In other words, the range of f is always less than some positive number in R.

I am kind of lost now. Is this sufficient proof that the range is bounded.

Please help.

 

[zhentil]

Hint: it's WAY easier than you're making it.

 

[rumjum]

Well, how is this solution then.


I am badly confused. So please go through this one.

If X is bounded non empty subset in R (usual) and f:X->R is uniformly continuous
function. Prove that f is bounded.

Since X is bounded in R, it has a supremum and infimum.

Also, we can have a sequence {xm} ->x (limit point), such that x is the supremum.
Similarly, we have another sequence {x'n} such that it tends to another
limit point x' (infimum).

Let the sequence {xm} be such that x0<x1<...xm and d(xi,xj) < delta/m.
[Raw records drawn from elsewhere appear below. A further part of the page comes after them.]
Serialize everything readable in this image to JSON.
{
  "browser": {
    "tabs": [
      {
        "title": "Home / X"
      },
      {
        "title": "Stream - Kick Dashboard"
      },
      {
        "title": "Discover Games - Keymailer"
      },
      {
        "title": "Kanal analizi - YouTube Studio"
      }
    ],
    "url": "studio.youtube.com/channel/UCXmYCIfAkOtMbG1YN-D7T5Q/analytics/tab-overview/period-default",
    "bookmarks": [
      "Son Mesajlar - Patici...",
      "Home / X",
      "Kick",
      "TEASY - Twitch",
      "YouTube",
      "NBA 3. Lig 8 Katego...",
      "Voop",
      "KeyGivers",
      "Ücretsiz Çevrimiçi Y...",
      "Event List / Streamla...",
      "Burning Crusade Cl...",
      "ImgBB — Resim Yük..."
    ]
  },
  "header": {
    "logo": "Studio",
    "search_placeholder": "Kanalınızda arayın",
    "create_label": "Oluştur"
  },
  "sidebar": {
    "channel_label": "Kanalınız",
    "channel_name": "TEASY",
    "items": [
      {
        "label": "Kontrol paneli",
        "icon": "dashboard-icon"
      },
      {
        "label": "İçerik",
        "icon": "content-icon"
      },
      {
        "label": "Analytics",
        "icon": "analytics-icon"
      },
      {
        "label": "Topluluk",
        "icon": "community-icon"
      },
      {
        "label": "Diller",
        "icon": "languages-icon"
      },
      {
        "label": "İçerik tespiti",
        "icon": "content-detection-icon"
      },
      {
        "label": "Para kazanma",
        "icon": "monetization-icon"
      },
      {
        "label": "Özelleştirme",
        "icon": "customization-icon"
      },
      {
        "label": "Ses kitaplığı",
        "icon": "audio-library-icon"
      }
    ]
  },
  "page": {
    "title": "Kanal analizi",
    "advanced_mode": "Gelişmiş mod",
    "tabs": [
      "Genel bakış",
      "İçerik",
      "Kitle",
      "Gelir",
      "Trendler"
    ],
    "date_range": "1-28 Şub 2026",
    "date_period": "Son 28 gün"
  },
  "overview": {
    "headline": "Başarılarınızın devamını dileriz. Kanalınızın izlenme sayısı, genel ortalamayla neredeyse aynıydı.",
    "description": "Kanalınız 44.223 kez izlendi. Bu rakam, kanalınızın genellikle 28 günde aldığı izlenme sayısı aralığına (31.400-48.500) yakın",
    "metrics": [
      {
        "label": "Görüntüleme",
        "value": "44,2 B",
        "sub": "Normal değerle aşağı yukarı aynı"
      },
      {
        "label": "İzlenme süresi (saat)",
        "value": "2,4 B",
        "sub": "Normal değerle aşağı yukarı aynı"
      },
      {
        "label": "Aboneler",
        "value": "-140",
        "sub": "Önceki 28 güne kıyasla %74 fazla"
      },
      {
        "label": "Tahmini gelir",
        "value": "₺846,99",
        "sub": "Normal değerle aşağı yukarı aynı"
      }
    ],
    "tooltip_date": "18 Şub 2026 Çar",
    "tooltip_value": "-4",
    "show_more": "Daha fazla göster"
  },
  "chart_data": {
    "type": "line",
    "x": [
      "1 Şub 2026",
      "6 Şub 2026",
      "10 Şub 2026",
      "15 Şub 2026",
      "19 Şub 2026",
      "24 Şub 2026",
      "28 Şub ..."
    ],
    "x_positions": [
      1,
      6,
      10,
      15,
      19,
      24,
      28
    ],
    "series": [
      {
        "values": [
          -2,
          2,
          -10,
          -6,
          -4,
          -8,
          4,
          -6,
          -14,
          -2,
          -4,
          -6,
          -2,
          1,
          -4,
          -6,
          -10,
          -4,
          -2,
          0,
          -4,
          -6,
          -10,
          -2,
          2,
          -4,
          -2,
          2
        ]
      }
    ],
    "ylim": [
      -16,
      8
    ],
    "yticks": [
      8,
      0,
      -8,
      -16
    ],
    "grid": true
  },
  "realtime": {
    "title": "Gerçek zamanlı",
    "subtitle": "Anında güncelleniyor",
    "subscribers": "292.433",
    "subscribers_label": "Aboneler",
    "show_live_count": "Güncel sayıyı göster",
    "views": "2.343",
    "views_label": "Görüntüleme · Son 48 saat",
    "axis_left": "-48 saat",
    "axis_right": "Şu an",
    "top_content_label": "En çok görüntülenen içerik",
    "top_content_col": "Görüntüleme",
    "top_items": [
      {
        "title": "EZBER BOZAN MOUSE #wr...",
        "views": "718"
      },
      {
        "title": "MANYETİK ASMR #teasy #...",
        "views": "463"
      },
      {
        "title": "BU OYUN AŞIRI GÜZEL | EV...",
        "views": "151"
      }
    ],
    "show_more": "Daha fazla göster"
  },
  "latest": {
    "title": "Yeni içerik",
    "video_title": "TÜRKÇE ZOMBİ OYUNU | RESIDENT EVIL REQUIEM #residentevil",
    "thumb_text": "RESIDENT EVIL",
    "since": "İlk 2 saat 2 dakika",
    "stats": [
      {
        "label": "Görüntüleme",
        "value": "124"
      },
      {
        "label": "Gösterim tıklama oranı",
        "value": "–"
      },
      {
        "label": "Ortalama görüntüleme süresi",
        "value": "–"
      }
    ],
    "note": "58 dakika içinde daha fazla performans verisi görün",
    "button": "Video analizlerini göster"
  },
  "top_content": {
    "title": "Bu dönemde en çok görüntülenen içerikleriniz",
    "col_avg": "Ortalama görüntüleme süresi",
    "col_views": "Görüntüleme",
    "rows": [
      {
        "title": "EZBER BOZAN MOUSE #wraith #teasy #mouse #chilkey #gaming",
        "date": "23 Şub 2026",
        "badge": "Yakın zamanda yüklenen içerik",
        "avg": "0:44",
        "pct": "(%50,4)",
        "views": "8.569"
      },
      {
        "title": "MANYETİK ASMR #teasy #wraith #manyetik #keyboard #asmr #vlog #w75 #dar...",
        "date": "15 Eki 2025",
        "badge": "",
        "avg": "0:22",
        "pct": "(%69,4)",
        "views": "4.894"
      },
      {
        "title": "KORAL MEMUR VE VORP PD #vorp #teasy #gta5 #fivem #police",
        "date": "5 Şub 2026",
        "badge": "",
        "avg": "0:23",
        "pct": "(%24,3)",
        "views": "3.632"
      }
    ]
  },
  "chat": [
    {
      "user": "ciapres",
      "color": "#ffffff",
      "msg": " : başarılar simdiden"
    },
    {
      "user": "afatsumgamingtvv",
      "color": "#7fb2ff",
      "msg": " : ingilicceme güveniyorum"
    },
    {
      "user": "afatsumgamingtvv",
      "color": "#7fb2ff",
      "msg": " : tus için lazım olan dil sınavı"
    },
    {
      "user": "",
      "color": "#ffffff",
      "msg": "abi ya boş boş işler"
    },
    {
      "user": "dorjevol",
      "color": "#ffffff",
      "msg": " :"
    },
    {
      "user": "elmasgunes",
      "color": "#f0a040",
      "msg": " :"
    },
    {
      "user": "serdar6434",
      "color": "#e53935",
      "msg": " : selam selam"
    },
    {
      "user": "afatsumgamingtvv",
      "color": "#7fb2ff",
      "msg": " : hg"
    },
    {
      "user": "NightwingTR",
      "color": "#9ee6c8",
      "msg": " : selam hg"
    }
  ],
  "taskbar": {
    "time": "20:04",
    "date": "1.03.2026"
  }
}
Let
xm -> x and x0->x'.

Hence,
d(x0,xm) < m*delta/m = delta. In other words, the distance between
any two points of the set is always less than delta.
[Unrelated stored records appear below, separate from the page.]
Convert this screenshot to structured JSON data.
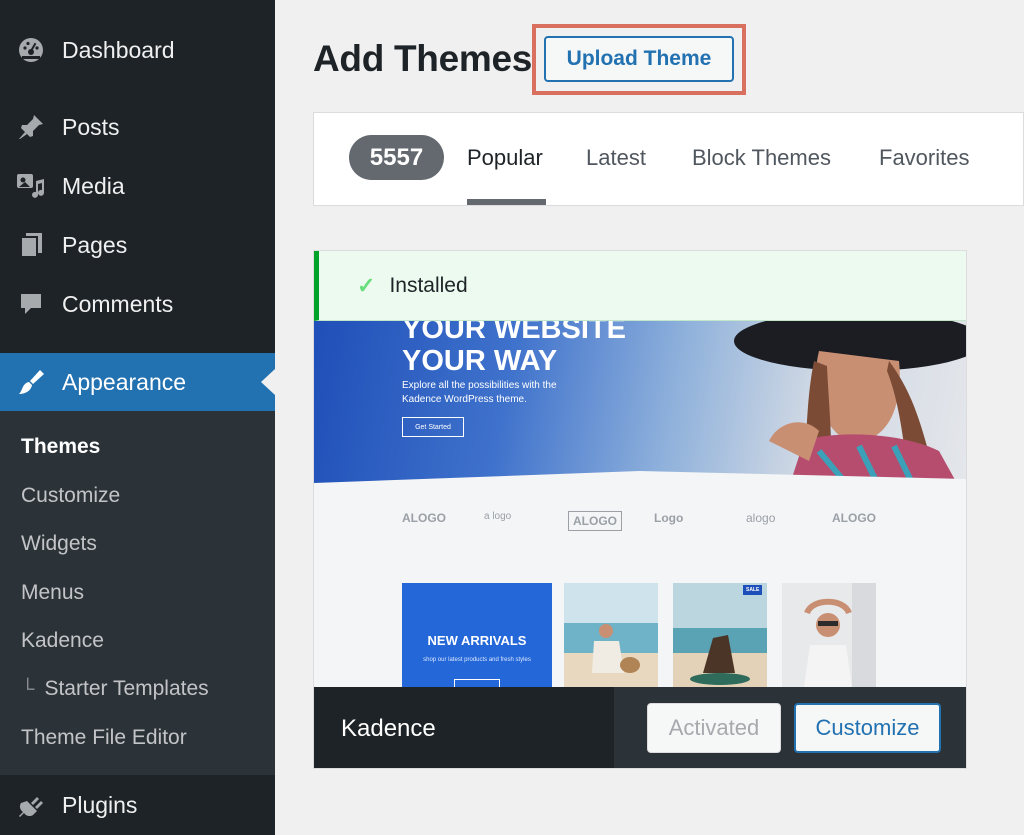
{
  "sidebar": {
    "items": [
      {
        "label": "Dashboard",
        "icon": "dashboard-icon"
      },
      {
        "label": "Posts",
        "icon": "pushpin-icon"
      },
      {
        "label": "Media",
        "icon": "media-icon"
      },
      {
        "label": "Pages",
        "icon": "pages-icon"
      },
      {
        "label": "Comments",
        "icon": "comment-icon"
      },
      {
        "label": "Appearance",
        "icon": "paintbrush-icon"
      },
      {
        "label": "Plugins",
        "icon": "plugin-icon"
      }
    ],
    "submenu": [
      {
        "label": "Themes"
      },
      {
        "label": "Customize"
      },
      {
        "label": "Widgets"
      },
      {
        "label": "Menus"
      },
      {
        "label": "Kadence"
      },
      {
        "label": "Starter Templates",
        "prefix": "└"
      },
      {
        "label": "Theme File Editor"
      }
    ]
  },
  "header": {
    "title": "Add Themes",
    "upload_button": "Upload Theme"
  },
  "filter": {
    "count": "5557",
    "tabs": [
      "Popular",
      "Latest",
      "Block Themes",
      "Favorites"
    ]
  },
  "theme": {
    "status": "Installed",
    "preview": {
      "hero_title_1": "YOUR WEBSITE",
      "hero_title_2": "YOUR WAY",
      "hero_sub": "Explore all the possibilities with the Kadence WordPress theme.",
      "hero_button": "Get Started",
      "logos": [
        "ALOGO",
        "a logo",
        "ALOGO",
        "Logo",
        "alogo",
        "ALOGO"
      ],
      "promo_title": "NEW ARRIVALS",
      "promo_sub": "shop our latest products and fresh styles",
      "sale_badge": "SALE"
    },
    "name": "Kadence",
    "activated_label": "Activated",
    "customize_label": "Customize"
  },
  "colors": {
    "sidebar_bg": "#1d2327",
    "submenu_bg": "#2c3338",
    "accent": "#2271b1",
    "highlight": "#d9705f",
    "success": "#00a32a"
  }
}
Then "f" is continuous uniformly and so,
d(f(xi), f(xj)) < e/m (some e >0). if d(xi,xj) < delta/m

Hence,d(f(xm),f(x0)) < d(f(xm),f(xm-1)) + d(f(xm-1),f(x0))
< e/m + d(f(xm-1,f(xm-2)) + d(f(xm-2,f(x0))..
< m*e/m = e.


Since for all points in X , the distance between the function is always
bounded, the function is bounded.

does that sound right?

 

[zhentil]

Ok, think of the easier case: if X = [a,b] for some a and b, you could do it, right? You're not supposed to think of these functions as being differentiable, but it's ok to cheat for awhile in order to build intuition. What if X = [a,b] and f(x)=x? How would you prove that f is bounded in that case? The proof for the general case is not much worse than that.

Ok, so what if X is not nice like [a,b], then what? Well, you have to be more careful and consider various cases, but it's not too much worse.

Two comments about your solution, though: first, a bounded subset of R need not have a limit point in R. And second, sequences are infinite. And third, taking an arbitrary sequence and considering the value of the function at that point requires that the function be defined at that point; something that we can't assume.